You work a lot with female composers. In fact, you were the assistant conductor for The Future Is Female concert in 2018. What are the advantages of working with female composers?
That was an exhilarating experience! It was the first time I had seen so many women come together and work as a team to put together a tremendous, successful concert like that. It was remarkable watching Tori Letzler at work; and even though I did not work directly with her, I still learned an immense amount from her. It is widely known that the field of media composition in the music industry is male-dominated; as such, women undergo a different set of challenges while on their journey towards achieving their career goals and ambitions. Having the opportunity to work with fellow women composers in this field has provided me with the guidance, mentorship, and advice that a young professional such as myself needs to gain the confidence to dream big and foster networking relationships in the field.

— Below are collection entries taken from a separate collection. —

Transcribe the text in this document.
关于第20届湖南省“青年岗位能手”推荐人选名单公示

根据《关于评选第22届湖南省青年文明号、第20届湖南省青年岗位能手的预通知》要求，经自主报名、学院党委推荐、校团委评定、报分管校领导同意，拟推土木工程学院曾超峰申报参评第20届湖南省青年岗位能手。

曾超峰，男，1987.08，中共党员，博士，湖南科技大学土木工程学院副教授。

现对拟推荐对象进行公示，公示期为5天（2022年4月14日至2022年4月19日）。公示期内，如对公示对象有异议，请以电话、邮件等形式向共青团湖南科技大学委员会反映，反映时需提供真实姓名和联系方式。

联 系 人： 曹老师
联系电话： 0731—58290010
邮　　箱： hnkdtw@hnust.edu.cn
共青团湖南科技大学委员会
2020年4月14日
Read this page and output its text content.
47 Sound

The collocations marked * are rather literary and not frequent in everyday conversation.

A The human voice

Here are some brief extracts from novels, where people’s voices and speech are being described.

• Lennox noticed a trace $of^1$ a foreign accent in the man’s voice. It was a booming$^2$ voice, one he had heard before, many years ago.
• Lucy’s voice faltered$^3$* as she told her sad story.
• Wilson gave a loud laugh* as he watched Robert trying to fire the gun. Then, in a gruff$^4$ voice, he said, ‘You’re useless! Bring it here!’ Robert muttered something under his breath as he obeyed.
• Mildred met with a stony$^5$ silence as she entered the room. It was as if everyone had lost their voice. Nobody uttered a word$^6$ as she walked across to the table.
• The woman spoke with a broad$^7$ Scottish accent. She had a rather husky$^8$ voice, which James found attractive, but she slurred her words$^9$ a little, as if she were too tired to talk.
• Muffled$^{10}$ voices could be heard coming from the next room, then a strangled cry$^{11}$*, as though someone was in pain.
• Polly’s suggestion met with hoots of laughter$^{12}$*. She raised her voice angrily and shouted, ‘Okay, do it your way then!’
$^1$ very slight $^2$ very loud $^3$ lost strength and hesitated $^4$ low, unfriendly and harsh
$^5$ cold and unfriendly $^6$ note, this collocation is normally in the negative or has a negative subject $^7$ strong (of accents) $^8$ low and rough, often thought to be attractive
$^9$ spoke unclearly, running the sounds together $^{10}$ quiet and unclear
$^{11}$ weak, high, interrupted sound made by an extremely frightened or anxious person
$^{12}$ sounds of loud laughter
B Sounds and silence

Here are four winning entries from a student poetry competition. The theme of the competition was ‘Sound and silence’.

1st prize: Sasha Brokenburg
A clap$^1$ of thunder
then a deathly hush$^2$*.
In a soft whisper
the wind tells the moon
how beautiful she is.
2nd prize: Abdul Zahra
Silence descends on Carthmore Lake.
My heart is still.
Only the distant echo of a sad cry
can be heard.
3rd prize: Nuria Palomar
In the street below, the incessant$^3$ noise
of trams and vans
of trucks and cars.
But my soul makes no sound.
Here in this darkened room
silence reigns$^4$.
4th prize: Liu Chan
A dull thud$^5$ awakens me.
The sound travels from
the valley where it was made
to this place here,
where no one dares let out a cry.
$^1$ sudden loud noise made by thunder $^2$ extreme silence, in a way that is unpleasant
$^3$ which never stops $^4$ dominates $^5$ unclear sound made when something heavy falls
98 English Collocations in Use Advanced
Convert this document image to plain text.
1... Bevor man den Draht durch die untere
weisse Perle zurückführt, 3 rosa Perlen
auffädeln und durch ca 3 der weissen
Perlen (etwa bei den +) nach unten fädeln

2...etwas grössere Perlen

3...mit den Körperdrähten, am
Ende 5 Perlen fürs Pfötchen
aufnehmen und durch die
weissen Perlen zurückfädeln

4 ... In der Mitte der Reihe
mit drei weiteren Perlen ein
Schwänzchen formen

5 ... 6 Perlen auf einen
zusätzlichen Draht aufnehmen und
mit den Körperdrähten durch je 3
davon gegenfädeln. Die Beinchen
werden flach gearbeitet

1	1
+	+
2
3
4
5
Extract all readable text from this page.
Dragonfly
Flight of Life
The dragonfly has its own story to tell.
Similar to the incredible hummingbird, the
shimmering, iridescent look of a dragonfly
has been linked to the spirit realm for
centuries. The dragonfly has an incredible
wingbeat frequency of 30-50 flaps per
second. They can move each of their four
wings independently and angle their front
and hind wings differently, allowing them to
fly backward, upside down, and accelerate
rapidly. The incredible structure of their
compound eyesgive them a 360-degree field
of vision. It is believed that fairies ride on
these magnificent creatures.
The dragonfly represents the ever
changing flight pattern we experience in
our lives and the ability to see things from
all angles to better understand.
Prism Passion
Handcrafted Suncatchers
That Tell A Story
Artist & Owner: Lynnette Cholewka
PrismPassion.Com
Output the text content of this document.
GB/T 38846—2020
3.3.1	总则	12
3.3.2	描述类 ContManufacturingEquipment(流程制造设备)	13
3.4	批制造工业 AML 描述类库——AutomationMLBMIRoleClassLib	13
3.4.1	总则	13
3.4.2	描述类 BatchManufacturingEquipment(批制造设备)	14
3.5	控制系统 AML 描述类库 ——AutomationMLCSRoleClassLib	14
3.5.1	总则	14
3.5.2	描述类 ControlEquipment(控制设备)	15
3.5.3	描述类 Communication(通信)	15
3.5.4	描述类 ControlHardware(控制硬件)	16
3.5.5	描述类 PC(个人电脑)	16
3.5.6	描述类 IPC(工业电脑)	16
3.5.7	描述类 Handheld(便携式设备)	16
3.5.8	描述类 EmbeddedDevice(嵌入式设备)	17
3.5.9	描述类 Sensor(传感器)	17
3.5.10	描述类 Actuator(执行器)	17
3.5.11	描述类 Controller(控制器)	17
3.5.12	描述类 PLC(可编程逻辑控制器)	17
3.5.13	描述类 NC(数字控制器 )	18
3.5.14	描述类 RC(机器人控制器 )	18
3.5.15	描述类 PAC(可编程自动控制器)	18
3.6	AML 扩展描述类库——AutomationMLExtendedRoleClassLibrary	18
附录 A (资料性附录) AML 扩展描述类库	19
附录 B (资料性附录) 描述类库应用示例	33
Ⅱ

You not only orchestrated & conducted for film and video game soundtracks, but also for books! Could you tell us about your work on Green Rider and how it differed from your other projects?
Green Rider was the first big orchestral album I had the opportunity to work on. The composer, Kristina Bishoff, had started a Kickstarter for this project; the huge fan base of the book raised above $90,000 so we were able to record her music with almost an entire live orchestra, including strings, winds, brass, and choir! I orchestrated a couple of the pieces on the album, and traveled to Salt Lake City to conduct the woodwind and choir sessions. I was very excited to work on this unique project, as Kristina wrote music that follows the journey of the main character of a novel. It is similar to composing for a film, but instead of being inspired from scenes of a movie, she was inspired from the chapters of a book, completely using her imagination to immerse the readers into the world of Sacoridia (the kingdom where the novel takes place). She had melodies representing the main characters, music for important scenes, and even a sinister theme of the evil character.
Any advice for our members who want to get more into conducting?
My advice to the wonderful members of this group would be to watch videos of other conductors to learn from them. Practice conducting in front of a mirror. While practicing, you should record yourself; this way, you can see much more of what you are doing and fix things if you need to. Also, attend as many rehearsals and concerts as possible. Rehearsals especially! Rather than just watching concerts, seeing how a conductor gets an orchestra ready for a performance gives so much more insight into how an orchestra works together.